I work at a large non-tech company and for the last 6 months they’ve been pushing hard for adoption of GenAI, from CoPilot to Claude and Claude code. I finally gave in the pressure and jumped in feet-first at the beginning of this year. I can certainly see the appeal. I’m able to knock out tasks in record time, I can throw it at complicated coding challenges and it will come up with more complete solution than I would. Our team is outputting code and story points at a break-neck speed. My main focus, as an individual contributor, is to try and manage the firehose of code that can come out of the machine: to control the output into reasonable chunks that me and my coworkers can read and reasonably consume and understand.

But now, after this heavy push to adopt the tool, we’re starting to get serious push back on token consumption. I have a very reasonable token limit per month, but I’ve heard rumours they’re pulling those back, and starting people with only small amounts when onboarding. I just completed a half hour highly produced training on limiting token consumption, clearly someone is starting to look at the checks we’re sending to Anthropic.

This all brings me to the following conclusion: the company is deskilling it’s workers for improvements to clock efficiency and spending money to do so.

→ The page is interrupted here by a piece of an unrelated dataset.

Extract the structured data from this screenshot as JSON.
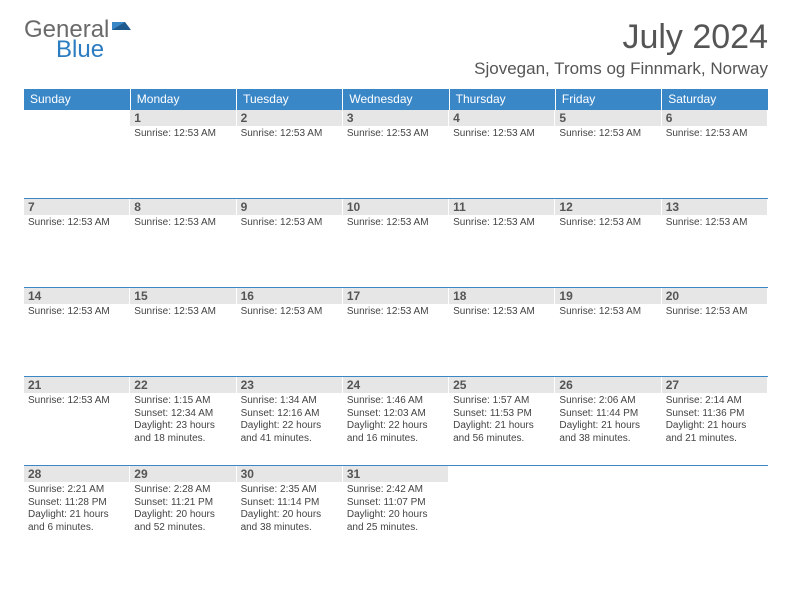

I smell a trap!

First off: deskilling. This should be pretty clear, but in my case I’m substituting writing code for prompting for code (and then reading it, because I really am trying to keep myself sharp in some way). These are different skills, but one I can do with the tools built into a $300 laptop, the other I need a hundred dollar monthly subscription. The training on how to be efficient in token usage is another great example of this, we’re not training on the business we’re actually in, but instead in how to use the tool we’re paying for.

Clock time versus calendar time. This whole post was inspired by the coincidence of reading Pavlov’s blog post, then doing the training all in one day. The tldr: we’re improving individual efficiencies while ignoring the larger scale coordination needed to solve the actual hard problems that large companies are trying to solve. The thing I’ll add as someone in the trenches: the clock time efficiency looks and feel really good at the worker level. Our team is hitting numbers like no-one’s business. (Clock time is a good metaphor, but the scale is slightly off, we’re improving our two-week sprint output, not actual output hours, what no-one has proved yet is if that increase in story-point output will actually translate to a more quickly delivered system that will increase the metrics that actually matter).

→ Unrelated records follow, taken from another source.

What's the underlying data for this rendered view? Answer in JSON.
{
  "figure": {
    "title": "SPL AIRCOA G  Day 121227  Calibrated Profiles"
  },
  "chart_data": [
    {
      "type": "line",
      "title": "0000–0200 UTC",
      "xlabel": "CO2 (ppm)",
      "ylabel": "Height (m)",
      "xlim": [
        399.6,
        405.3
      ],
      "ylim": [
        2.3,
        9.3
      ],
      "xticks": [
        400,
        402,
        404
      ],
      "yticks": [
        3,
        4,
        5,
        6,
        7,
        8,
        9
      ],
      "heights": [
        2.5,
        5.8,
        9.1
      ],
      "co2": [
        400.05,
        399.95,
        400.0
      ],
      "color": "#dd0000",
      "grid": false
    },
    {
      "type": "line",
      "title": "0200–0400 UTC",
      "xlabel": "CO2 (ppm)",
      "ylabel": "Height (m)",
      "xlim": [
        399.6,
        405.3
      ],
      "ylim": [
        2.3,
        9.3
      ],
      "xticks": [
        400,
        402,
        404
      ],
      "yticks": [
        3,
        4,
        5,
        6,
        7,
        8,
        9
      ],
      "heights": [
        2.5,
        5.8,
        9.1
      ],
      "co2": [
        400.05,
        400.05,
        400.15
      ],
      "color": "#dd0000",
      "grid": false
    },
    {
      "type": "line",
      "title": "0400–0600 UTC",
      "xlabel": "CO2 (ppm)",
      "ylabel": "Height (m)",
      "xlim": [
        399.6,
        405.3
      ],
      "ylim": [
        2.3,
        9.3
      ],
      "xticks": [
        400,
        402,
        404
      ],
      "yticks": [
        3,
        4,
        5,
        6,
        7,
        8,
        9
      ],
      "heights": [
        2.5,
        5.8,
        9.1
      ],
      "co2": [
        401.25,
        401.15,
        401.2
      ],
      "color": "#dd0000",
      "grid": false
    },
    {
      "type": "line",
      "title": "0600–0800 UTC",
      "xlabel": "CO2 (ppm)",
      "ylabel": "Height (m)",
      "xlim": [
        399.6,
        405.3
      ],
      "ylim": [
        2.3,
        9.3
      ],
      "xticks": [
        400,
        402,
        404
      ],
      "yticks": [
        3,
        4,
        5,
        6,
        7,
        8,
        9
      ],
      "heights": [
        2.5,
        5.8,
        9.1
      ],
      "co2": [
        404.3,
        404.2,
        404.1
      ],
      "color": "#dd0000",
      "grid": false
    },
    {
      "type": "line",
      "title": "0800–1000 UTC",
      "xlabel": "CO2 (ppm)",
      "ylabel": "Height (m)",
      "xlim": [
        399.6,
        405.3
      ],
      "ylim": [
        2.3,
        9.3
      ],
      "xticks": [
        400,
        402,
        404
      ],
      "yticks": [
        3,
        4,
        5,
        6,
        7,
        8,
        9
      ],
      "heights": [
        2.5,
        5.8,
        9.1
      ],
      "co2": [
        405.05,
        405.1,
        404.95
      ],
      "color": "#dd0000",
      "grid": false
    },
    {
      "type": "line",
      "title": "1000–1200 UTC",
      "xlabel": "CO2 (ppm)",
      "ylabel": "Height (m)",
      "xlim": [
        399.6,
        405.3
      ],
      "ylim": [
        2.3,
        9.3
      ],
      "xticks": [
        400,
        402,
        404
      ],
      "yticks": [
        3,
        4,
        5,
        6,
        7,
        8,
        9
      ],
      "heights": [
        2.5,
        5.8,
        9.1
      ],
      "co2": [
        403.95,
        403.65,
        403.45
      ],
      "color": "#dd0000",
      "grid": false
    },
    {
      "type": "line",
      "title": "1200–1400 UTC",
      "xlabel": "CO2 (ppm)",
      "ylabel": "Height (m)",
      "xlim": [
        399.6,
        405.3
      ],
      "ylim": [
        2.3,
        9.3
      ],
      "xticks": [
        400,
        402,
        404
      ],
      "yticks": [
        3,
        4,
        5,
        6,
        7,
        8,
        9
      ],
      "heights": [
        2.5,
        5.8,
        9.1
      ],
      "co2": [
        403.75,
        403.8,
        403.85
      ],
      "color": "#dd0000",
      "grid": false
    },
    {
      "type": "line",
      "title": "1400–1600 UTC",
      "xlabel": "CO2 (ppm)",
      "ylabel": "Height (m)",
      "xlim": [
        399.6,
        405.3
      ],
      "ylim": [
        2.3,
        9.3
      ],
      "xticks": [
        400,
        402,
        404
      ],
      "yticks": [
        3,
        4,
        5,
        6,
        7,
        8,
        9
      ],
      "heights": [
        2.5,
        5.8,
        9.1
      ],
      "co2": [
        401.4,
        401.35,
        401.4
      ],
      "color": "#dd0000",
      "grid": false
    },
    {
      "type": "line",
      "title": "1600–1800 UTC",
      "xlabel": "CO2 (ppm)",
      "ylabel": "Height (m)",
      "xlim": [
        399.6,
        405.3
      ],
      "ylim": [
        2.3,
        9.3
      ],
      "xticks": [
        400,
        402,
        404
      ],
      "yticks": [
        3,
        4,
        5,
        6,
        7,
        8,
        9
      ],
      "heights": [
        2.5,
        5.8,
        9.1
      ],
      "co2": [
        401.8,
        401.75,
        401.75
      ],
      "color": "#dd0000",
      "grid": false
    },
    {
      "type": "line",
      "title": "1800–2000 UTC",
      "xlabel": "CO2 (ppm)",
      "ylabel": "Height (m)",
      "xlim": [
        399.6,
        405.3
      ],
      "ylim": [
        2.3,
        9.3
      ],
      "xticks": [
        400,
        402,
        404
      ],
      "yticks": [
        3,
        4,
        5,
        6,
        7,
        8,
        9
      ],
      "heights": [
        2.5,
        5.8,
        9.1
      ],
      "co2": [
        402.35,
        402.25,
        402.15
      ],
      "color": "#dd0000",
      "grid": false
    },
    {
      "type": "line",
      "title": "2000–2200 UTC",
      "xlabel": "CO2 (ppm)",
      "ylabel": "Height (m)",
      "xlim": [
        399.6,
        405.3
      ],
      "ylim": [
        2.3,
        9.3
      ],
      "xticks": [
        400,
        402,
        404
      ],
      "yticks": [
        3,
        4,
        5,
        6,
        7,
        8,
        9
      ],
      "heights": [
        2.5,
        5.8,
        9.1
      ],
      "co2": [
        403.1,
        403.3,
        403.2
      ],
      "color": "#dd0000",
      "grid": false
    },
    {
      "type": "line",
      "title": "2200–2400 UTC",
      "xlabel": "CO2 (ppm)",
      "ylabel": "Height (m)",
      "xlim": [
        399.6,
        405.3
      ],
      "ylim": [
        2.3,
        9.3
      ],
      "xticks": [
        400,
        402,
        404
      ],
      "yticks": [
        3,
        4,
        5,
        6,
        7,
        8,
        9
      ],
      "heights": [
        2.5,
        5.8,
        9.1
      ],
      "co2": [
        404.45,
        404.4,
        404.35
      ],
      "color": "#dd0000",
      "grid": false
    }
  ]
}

GenAi is clearly changing the enterprise and corporate world as well as a lot of other sectors. I hate what it’s doing to visual design, and I loath to think what pop music sounds like a couple years. Some companies are chomping at the bit to lay off workers, and that’s gross and I suspect another trap. However, I think even conservative corporations who are looking at GenAi as a accelerator, not a game-changer are still playing with fire, and not one they can easily put out.